Andrzej Madej
Andrzej Madej
Andrzej.Madej Andrzej.Madej
384
BLOG

Ordynacja dla ludzi

Andrzej.Madej Andrzej.Madej Wybory Obserwuj temat Obserwuj notkę 8

Otwierając debatę o zmianach ordynacji wyborczej, Jarosław Kaczyński stawia nas przed pytaniem o zakres uprawnień obywateli w demokracji po Gutenbergu.

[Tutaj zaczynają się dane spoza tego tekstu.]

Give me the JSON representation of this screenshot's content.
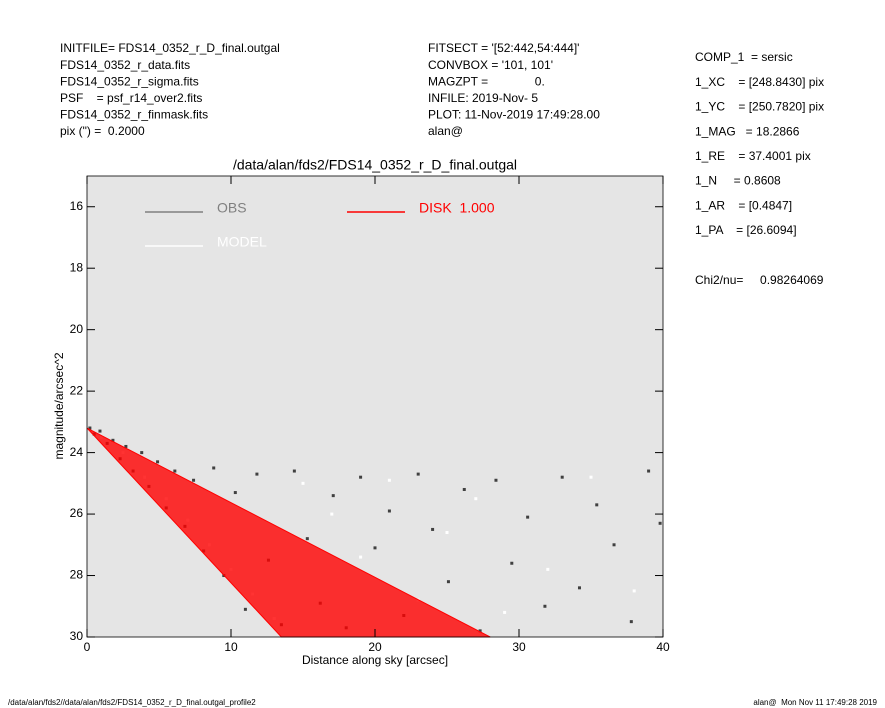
{
  "header": {
    "left": [
      "INITFILE= FDS14_0352_r_D_final.outgal",
      "FDS14_0352_r_data.fits",
      "FDS14_0352_r_sigma.fits",
      "PSF    = psf_r14_over2.fits",
      "FDS14_0352_r_finmask.fits",
      "pix (\") =  0.2000"
    ],
    "middle": [
      "FITSECT = '[52:442,54:444]'",
      "CONVBOX = '101, 101'",
      "MAGZPT =              0.",
      "INFILE: 2019-Nov- 5",
      "PLOT: 11-Nov-2019 17:49:28.00",
      "alan@"
    ],
    "right": [
      "COMP_1  = sersic",
      "1_XC    = [248.8430] pix",
      "1_YC    = [250.7820] pix",
      "1_MAG   = 18.2866",
      "1_RE    = 37.4001 pix",
      "1_N     = 0.8608",
      "1_AR    = [0.4847]",
      "1_PA    = [26.6094]"
    ],
    "chi2": "Chi2/nu=     0.98264069"
  },
  "footer": {
    "left": "/data/alan/fds2//data/alan/fds2/FDS14_0352_r_D_final.outgal_profile2",
    "right": "alan@  Mon Nov 11 17:49:28 2019"
  },
  "chart_data": {
    "type": "scatter",
    "title": "/data/alan/fds2/FDS14_0352_r_D_final.outgal",
    "x_label": "Distance along sky [arcsec]",
    "y_label": "magnitude/arcsec^2",
    "xlim": [
      0,
      40
    ],
    "xticks": [
      0,
      10,
      20,
      30,
      40
    ],
    "ylim": [
      30,
      15
    ],
    "yticks": [
      16,
      18,
      20,
      22,
      24,
      26,
      28,
      30
    ],
    "series": [
      {
        "name": "OBS",
        "color": "#404040",
        "legend_color": "#808080",
        "x": [
          0.2,
          0.5,
          0.9,
          1.4,
          1.8,
          2.3,
          2.7,
          3.2,
          3.8,
          4.3,
          4.9,
          5.5,
          6.1,
          6.8,
          7.4,
          8.1,
          8.8,
          9.5,
          10.3,
          11.0,
          11.8,
          12.6,
          13.5,
          14.4,
          15.3,
          16.2,
          17.1,
          18.0,
          19.0,
          20.0,
          21.0,
          22.0,
          23.0,
          24.0,
          25.1,
          26.2,
          27.3,
          28.4,
          29.5,
          30.6,
          31.8,
          33.0,
          34.2,
          35.4,
          36.6,
          37.8,
          39.0,
          39.8
        ],
        "values": [
          23.2,
          23.4,
          23.3,
          23.7,
          23.6,
          24.2,
          23.8,
          24.6,
          24.0,
          25.1,
          24.3,
          25.8,
          24.6,
          26.4,
          24.9,
          27.2,
          24.5,
          28.0,
          25.3,
          29.1,
          24.7,
          27.5,
          29.6,
          24.6,
          26.8,
          28.9,
          25.4,
          29.7,
          24.8,
          27.1,
          25.9,
          29.3,
          24.7,
          26.5,
          28.2,
          25.2,
          29.8,
          24.9,
          27.6,
          26.1,
          29.0,
          24.8,
          28.4,
          25.7,
          27.0,
          29.5,
          24.6,
          26.3
        ]
      },
      {
        "name": "MODEL",
        "color": "#ffffff",
        "legend_color": "#ffffff",
        "x": [
          1.0,
          2.5,
          4.0,
          5.5,
          7.0,
          8.5,
          10.0,
          11.5,
          13.0,
          15.0,
          17.0,
          19.0,
          21.0,
          23.0,
          25.0,
          27.0,
          29.0,
          32.0,
          35.0,
          38.0
        ],
        "values": [
          23.5,
          24.0,
          24.8,
          25.5,
          26.2,
          27.0,
          27.8,
          28.6,
          29.4,
          25.0,
          26.0,
          27.4,
          24.9,
          28.8,
          26.6,
          25.5,
          29.2,
          27.8,
          24.8,
          28.5
        ]
      },
      {
        "name": "DISK  1.000",
        "color": "#ff0000",
        "legend_color": "#ff0000",
        "area": true,
        "x": [
          0,
          13.5,
          28
        ],
        "values": [
          23.2,
          30,
          30
        ]
      }
    ]
  }
}
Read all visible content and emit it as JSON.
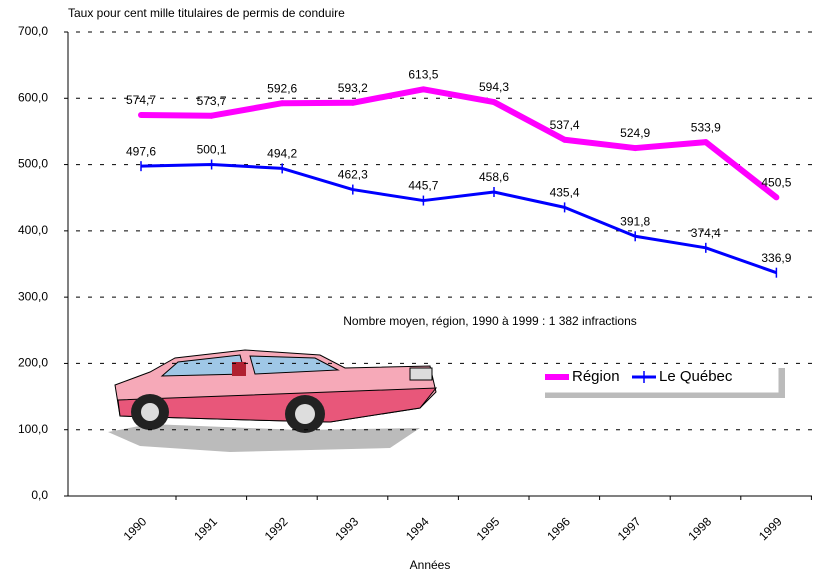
{
  "chart_data": {
    "type": "line",
    "y_axis_title": "Taux pour cent mille titulaires de permis de conduire",
    "x_axis_title": "Années",
    "annotation": "Nombre moyen, région,  1990 à 1999 :  1 382 infractions",
    "categories": [
      "1990",
      "1991",
      "1992",
      "1993",
      "1994",
      "1995",
      "1996",
      "1997",
      "1998",
      "1999"
    ],
    "series": [
      {
        "name": "Région",
        "color": "#ff00ff",
        "values": [
          574.7,
          573.7,
          592.6,
          593.2,
          613.5,
          594.3,
          537.4,
          524.9,
          533.9,
          450.5
        ],
        "value_labels": [
          "574,7",
          "573,7",
          "592,6",
          "593,2",
          "613,5",
          "594,3",
          "537,4",
          "524,9",
          "533,9",
          "450,5"
        ]
      },
      {
        "name": "Le Québec",
        "color": "#0000ff",
        "values": [
          497.6,
          500.1,
          494.2,
          462.3,
          445.7,
          458.6,
          435.4,
          391.8,
          374.4,
          336.9
        ],
        "value_labels": [
          "497,6",
          "500,1",
          "494,2",
          "462,3",
          "445,7",
          "458,6",
          "435,4",
          "391,8",
          "374,4",
          "336,9"
        ]
      }
    ],
    "ylim": [
      0,
      700
    ],
    "yticks": [
      {
        "value": 0,
        "label": "0,0"
      },
      {
        "value": 100,
        "label": "100,0"
      },
      {
        "value": 200,
        "label": "200,0"
      },
      {
        "value": 300,
        "label": "300,0"
      },
      {
        "value": 400,
        "label": "400,0"
      },
      {
        "value": 500,
        "label": "500,0"
      },
      {
        "value": 600,
        "label": "600,0"
      },
      {
        "value": 700,
        "label": "700,0"
      }
    ],
    "grid": true
  }
}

Silny mandat wyborczy wójta/burmistrza/prezydenta gminy, może być źródłem nepotyzmu i korupcji.
 
Żeby do tego nie dochodziło, radni mają kontrolować zarządzających gminą i informować wyborców jak sprawy stoją.
 
Dla unikania tej kontroli, silni zarządzający wykorzystują gminne zasoby, do wiązania radnych w sieci prywatnych interesów.
 
Problem słabej odpowiedzialności radnych wobec wyborców, najbardziej widoczny jest w gminach, ale dotyczy również rad powiatów i sejmików wojewódzkich.
 
W konsekwencji braku społecznej kontroli na wszystkich trzech poziomach władz samorządowych, powstają kolektywy wzajemności, czasami działające w ramach partii politycznych.
 
O tym, że w lokalnych władzach samorządowych nepotyzm i korupcja dominują nad solidarnością i wspólnym dobrem, widać już od czasu reformy samorządowej w 1999 roku.
 
W roku 2002 organizowałem w Krakowie konferencję popularno-naukową „Przestrzenie dla korupcji”, wskazując, że brak odpowiedzialności radnych wobec swoich wyborców prowadzi do zawłaszczania publicznych wartości i degradowania ładu przestrzennego.
 
Niestety, nie udało nam się przekonać do takiego poglądu środowisk architektów i urbanistów, wciąż oczekujących dla siebie sterujących ról w lokalnych i regionalnych politykach rozwoju.
 
Negatywne skutki asymetrii pomiędzy silnym mandatem wójta/burmistrza/prezydenta a słabym mandatem radnego, od lat znają członkowie i władze Związku Miast Polskich i Związku Powiatów Polskich. Wspomagały one wielokrotnie Ruch na Rzecz Jednomandatowych Okręgów Wyborczych w organizacji konferencji i w innych formach rzecznictwa zmian ordynacji wyborczych.
 
Działania te były całkowicie lekceważone przez dziennikarzy i przez partie polityczne. Pomijam fałszywe podejmowanie tych postulatów przez Ligę Rodzin Polskich czy Platformę Obywatelską, dla celów marketingu przedwyborczego.
 
W 2013 roku problem asymetrii wójtów/burmistrzów/prezydentów wobec radnych podjął Ruch Palikota. Jednak zamiast pomóc w podniesieniu kontroli społecznej przez zmianę ordynacji wyborczej do rad/sejmików, zaproponował wprowadzenie limitu kadencji dla wójtów/burmistrzów/prezydentów.
Po Ruchu Palikota postulat ten przejęła Nowoczesna.
Obecnie odnowiło go Prawo i Sprawiedliwość.
 
Ograniczenie kadencji nie zlikwiduje mechanizmów nepotyzmu i korupcji, tylko powiększy zmistyfikowanie sieci  powiązań.
 
Zmiany takie byłoby regresem, wobec dostrzeganego na całym świecie wzrostu aspiracji do bezpośredniego udziału obywateli w demokratycznym stanowieniu, odpowiednio do technologicznych możliwości horyzontalnej komunikacji.
 
Tymczasem, wprowadzeniem JOW na wszystkich poziomach wspólnot samorządowych, Prawo i Sprawiedliwość może uczynić z Polski lidera poszerzania praw obywatelskich, w społecznościach sieci wiedzy.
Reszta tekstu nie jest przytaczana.